Together with pilgrims from all over the world, we broke all the current Covid-19 laws we’re now learning to obey. For starters, we boarded a plane. We shared our food and many of our possessions. We walked the road shoulder to shoulder, touched the same crosses and stone monuments, dipped our fingers into the same pools of holy water and rested our weary heads against the smooth wood of the same old church pews. At night we slept side-by-side in crowded dorms, falling asleep to the whispers of many languages, all of us inhaling the same stale air.

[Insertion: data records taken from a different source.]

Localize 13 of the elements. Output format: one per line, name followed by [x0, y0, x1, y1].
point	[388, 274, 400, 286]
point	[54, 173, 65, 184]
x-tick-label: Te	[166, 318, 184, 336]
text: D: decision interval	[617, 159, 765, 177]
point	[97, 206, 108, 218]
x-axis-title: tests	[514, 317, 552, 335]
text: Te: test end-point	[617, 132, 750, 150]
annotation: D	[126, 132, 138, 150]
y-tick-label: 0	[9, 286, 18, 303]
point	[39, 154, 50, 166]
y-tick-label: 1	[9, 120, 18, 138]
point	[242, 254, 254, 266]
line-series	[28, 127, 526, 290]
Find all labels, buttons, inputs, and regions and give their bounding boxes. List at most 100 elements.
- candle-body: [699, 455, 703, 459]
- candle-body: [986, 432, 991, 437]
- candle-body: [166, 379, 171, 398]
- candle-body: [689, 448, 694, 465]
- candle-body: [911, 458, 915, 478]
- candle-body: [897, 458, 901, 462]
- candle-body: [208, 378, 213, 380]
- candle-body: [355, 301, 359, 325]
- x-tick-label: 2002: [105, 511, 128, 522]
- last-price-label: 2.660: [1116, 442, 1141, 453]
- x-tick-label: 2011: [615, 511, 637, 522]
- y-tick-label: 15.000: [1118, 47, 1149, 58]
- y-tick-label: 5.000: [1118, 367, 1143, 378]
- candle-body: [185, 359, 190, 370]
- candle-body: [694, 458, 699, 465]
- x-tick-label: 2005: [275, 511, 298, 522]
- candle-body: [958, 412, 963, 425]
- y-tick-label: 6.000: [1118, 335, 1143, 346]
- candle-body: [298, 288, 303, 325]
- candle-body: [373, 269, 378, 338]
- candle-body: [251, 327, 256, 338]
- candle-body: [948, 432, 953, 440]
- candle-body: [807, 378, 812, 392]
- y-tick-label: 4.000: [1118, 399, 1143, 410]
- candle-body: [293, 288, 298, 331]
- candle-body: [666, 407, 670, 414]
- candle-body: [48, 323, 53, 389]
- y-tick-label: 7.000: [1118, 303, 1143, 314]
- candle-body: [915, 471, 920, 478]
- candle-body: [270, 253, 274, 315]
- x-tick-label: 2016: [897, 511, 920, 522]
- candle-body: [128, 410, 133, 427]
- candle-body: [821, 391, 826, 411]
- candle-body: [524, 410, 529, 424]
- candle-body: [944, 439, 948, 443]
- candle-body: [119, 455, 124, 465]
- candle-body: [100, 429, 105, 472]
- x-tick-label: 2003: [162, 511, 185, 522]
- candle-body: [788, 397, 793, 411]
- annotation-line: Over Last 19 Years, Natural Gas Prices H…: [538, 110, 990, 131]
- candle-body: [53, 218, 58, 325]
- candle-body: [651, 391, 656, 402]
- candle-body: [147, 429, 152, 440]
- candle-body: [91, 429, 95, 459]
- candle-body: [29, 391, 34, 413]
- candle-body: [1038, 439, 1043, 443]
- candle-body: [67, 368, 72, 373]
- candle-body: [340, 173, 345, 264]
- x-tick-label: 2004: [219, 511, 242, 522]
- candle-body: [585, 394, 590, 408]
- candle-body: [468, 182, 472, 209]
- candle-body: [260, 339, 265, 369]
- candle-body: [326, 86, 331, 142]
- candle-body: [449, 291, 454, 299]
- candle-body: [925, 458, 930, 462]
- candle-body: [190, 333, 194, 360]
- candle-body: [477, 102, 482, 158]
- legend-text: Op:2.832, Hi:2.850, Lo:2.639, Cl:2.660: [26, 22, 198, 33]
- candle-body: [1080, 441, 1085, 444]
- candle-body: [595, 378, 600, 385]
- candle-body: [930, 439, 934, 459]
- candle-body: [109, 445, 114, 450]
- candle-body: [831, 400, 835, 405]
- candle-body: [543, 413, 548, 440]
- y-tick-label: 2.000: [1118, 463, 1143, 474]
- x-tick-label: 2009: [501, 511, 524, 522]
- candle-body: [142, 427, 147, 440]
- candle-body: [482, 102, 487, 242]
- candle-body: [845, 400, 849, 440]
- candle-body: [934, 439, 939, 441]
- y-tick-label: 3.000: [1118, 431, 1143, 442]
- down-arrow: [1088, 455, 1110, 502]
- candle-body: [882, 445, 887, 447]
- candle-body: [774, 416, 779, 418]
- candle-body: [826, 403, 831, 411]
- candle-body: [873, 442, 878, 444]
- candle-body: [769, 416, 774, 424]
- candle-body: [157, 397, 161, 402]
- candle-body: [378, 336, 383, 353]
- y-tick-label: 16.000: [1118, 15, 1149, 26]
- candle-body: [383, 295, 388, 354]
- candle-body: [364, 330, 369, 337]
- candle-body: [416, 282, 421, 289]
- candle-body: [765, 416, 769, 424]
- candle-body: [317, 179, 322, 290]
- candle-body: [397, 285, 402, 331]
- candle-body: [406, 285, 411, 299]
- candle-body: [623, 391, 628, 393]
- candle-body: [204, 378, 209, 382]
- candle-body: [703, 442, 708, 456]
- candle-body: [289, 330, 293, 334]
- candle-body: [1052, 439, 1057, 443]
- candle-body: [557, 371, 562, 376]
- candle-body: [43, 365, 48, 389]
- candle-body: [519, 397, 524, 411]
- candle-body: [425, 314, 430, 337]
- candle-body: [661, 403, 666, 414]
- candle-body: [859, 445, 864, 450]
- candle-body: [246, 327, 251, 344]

The writer Arundathi Roy recently wrote that pandemics have always been a “a portal, a gateway between one world and the next.” This is also what a pilgrimage is – a gap in time, a blank space, an open road between life as you know it and whatever lies ahead.

Roy is critical of the pandemic “war rhetoric” deployed by leaders and politicians. So she reaches for something simpler – the language of a pilgrim. She writes: “We can choose to walk through it, dragging the carcasses of our prejudice and hatred, our avarice, our data banks and dead ideas, our dead rivers and smoky skies behind us. Or we can walk through it lightly, with little luggage, ready to imagine another world. And ready to fight for it.”

In other words, we can make a pilgrimage through this pandemic. A pilgrimage is not an accomplishment. Don’t mistake it for an impressive list of #quarantinegoals. To walk and walk and walk some more is to walk straight into nothingness. Until all you have left is faith – faith in your feet, faith in the people beside you, faith in a God who is good beyond your understanding.

Pilgrims walk at their own pace. But as we walked we encountered many who planned to arrive at Santiago on the same day as us. Sometimes we’d go days without seeing them, but invariably we’d catch up, or they’d catch up, and we’d repeat the same prayer: “Friday, in Santiago! See you there.” I joked that ‘Friday in Santiago’ was beginning to sound a lot like Heaven: that glorious place where all the faces you’ve met along the road are there to greet you in the town square.

 As it was for our little group of pilgrims, the world is now, for all of us, so much smaller, reduced to the people under our one roof. It is suddenly silly to ask, “How was school? How was work?” when you already know the answer. But our world is also suddenly so much bigger than we have known before. A doctor in Italy. A man in China as old as your father. A child in Washington gazing wistfully out a window at an empty street.

The most beautiful thing about walking the Camino is the knowledge that you are physically linked, step-by-step, to countless people, both in the present and throughout history, who have walked the very same road. Walking becomes a form of Communion.

When at last we walked into Santiago, the famous Cathedral was closed – we were unlucky pilgrims who chose to embark during a season of renovations – but it didn’t matter. It was Friday in Santiago, and everyone was there.

 The liturgical year is itself a loop. As Lowell wrote recently, we know how the thing will end. It’s just that the present moment is forever no closer to the end than it is to the beginning. So much of what we do is just walking between the two, training ourselves to pay attention to the things that are good, the luggage that is worth carrying, the dream that is worth fighting for, and building up the endurance to lace up our boots in the morning and keep walking.